Diğerleri bu sesten hoşlanmadılar ama Quinn’in bu konuda kararını çoktan verdiğini biliyorlardı. Buraya bir hedefle gelmişti ve mevcut durum nasıl geri dönecekleri konusundaki durumlarını bir nebze çözdü.
“Quinn… Burada kalmayın.” Peter dedi. “Eğer burada çok uzun süre kalırsan, söz veriyorum, seni almak için geri geleceğim, tamam.”
Quinn yardım edemedi ama yoruma gülümsedi.
“Başka bir konu daha var. Devam etmeme ve kristali almama izin vereceklerinden şüpheliyim.” Mundus dedi. “Quinn, Immortui ile ilgilenecek, ancak muazzam miktarda güç kazanmış gibi görünen Unzoku ile uğraşmamız gerekiyor.”
“Olay yerine vardığımda, tüm yeteneklerimi bir an için zamanı durdurmak için kullanacağım, o kadar ki bu onu bile etkileyebilir. Bunu yaparak kendime saldıramayacağım.”
“Hepinizin, Unzoku’dan kurtulmak için tüm gücünüzle toplayabileceğiniz en güçlü saldırıyı gerçekleştirmeniz gerekecek. O zaman kan kristalini alacağım. Tüm bunların işe yaramasının tek yolu bu.”
“Emin misin?” Diye sordu Russ. “Bize ihanet etmeyeceğinden emin misin?”

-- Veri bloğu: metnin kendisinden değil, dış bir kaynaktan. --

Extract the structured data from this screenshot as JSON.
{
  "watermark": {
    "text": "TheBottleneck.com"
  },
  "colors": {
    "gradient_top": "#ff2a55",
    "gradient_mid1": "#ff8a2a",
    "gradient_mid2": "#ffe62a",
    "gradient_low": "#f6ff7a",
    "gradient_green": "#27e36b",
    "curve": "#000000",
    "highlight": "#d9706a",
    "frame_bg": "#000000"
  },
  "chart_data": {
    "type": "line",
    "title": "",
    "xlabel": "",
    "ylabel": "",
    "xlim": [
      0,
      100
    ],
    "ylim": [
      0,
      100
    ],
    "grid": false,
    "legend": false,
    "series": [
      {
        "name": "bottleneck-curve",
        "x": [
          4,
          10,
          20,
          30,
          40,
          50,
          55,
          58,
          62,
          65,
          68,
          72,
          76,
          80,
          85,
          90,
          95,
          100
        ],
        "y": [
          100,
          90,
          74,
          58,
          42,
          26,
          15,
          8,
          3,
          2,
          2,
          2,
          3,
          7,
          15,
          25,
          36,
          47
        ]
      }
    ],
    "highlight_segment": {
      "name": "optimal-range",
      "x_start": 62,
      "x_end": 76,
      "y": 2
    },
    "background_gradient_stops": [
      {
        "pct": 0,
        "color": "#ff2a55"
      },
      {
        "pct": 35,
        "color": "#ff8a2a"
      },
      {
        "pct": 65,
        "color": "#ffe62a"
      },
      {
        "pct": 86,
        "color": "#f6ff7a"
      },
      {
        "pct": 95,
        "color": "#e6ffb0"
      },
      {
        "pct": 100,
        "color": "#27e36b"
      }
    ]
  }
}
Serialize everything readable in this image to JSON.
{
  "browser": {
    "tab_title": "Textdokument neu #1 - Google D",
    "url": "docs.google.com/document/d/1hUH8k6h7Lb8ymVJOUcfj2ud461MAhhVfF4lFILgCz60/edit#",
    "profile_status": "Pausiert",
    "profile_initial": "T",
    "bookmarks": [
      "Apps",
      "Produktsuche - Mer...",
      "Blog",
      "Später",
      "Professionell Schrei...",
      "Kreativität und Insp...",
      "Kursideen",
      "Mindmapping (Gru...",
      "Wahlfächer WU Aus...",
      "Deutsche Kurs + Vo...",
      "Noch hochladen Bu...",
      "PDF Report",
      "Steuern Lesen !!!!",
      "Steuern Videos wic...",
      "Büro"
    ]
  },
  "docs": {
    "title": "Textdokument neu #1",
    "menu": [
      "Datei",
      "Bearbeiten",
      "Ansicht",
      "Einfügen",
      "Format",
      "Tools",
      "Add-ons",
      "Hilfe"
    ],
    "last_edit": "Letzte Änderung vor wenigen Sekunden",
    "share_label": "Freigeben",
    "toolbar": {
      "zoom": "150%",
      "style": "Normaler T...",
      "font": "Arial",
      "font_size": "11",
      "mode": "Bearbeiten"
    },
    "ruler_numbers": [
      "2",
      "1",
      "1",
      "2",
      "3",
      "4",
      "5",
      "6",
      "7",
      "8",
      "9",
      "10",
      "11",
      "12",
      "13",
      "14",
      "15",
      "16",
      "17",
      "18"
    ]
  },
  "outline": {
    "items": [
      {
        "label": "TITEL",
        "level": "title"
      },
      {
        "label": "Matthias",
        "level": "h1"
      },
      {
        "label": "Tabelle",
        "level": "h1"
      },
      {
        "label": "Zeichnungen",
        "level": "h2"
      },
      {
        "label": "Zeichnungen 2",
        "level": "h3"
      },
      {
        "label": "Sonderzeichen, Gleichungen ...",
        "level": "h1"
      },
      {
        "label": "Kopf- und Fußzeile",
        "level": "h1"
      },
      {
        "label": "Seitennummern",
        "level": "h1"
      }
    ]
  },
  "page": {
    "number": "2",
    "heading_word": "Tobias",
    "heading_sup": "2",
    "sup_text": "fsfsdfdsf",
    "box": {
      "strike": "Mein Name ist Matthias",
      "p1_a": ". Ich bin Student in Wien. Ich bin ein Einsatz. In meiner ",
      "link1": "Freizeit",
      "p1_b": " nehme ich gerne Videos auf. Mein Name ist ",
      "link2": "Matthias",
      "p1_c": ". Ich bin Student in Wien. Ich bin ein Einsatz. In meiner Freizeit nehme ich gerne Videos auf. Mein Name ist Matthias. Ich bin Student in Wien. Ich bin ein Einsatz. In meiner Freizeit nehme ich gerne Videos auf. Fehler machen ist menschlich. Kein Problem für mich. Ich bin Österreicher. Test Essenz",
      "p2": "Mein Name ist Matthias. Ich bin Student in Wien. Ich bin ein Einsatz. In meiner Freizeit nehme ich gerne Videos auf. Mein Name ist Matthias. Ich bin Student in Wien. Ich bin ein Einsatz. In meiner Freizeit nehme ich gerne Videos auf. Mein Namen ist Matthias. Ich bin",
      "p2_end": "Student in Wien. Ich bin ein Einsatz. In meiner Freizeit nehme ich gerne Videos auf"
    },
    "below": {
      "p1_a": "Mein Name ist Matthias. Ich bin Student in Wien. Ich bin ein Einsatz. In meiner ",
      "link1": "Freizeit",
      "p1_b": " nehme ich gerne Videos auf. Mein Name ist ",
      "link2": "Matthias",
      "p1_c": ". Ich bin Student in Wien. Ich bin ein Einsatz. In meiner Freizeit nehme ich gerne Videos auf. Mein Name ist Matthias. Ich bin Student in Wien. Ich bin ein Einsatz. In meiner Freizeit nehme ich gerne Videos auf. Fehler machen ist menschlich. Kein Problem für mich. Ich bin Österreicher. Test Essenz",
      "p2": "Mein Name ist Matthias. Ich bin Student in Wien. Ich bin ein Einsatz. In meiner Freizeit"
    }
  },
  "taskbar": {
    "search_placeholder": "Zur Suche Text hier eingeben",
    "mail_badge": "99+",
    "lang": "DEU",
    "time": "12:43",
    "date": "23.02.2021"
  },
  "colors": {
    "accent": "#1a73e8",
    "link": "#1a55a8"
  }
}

“Bunun işe yaramasına benim de ihtiyacım var, en az sizin kadar.” Mundus dedi. “İstersen siyah kılıcını kullanabilirsin ama kristali yok etmek buradan çıkma şansımızı mahveder. Bunu sadece size bir şans vermek için yapıyorum. Yani bu size kalmış.”
“Ona inan.” dedi Quinn. “Anlaşmasından geri dönecek biri değil, sanırım ilk etapta burada olmasının nedeni bu.”
Grup başını salladı ve bir planları vardı. Toplayabilecekleri tüm güç, buna Chris de dahildi. Bununla birlikte, harekete geçme zamanı gelmişti.
Kenarda dururken, herkes hazırken, başlama zamanı gelmişti.
[Vampir İblis Tanrı Dönüşümü başladı]
Quinn’in vücudu hepsinin gözlerinin önünde değişmeye başladı. Zırhı yerleştirirken gölge uzuvlarını kapladı. Uzuvları değişmeye başlamıştı. Ağzından kan aurası döküldü ve onunla birlikte tüm vücudunu kaplayan gölge vardı.
O anda herkes en kötüsünden korkarak geri çekildi. Tüketildiğinde ve Quinn’in vücuduna geri döndüğünde, ciddi bir değişiklik görebiliyorlardı. Kırmızı renkli kanatları sağlam bir şekilde şekillendi.
Üzerinde garip, alev alev yanan bir kaplama belirdi, ama gölgenin bir parçası gibi titriyordu. Teni inci beyazıydı ve her iki kolunun etrafında ve gözlerinin çevresinde garip bir gölge beliriyordu.
Bu, Quinn’in bedendeki iblis formuydu ve bir an için herkes bundan sonra ne olacağından biraz korktu.
“Hadi gidelim.” Quinn konuştu, sesi aynı anda hem tiz hem de alçak perdeli geliyordu.
Tüm omurgalarına bir ürperti gönderdi ve kelimeleri söylerken kan enerjisi etraflarında döndü.
‘Artık kontrol edebiliyor… Kontrol tamamen onda.’ Calva gülümsemesini tutamayarak düşündü. ‘Ve bundan eminim… O da eskisinden daha güçlü!’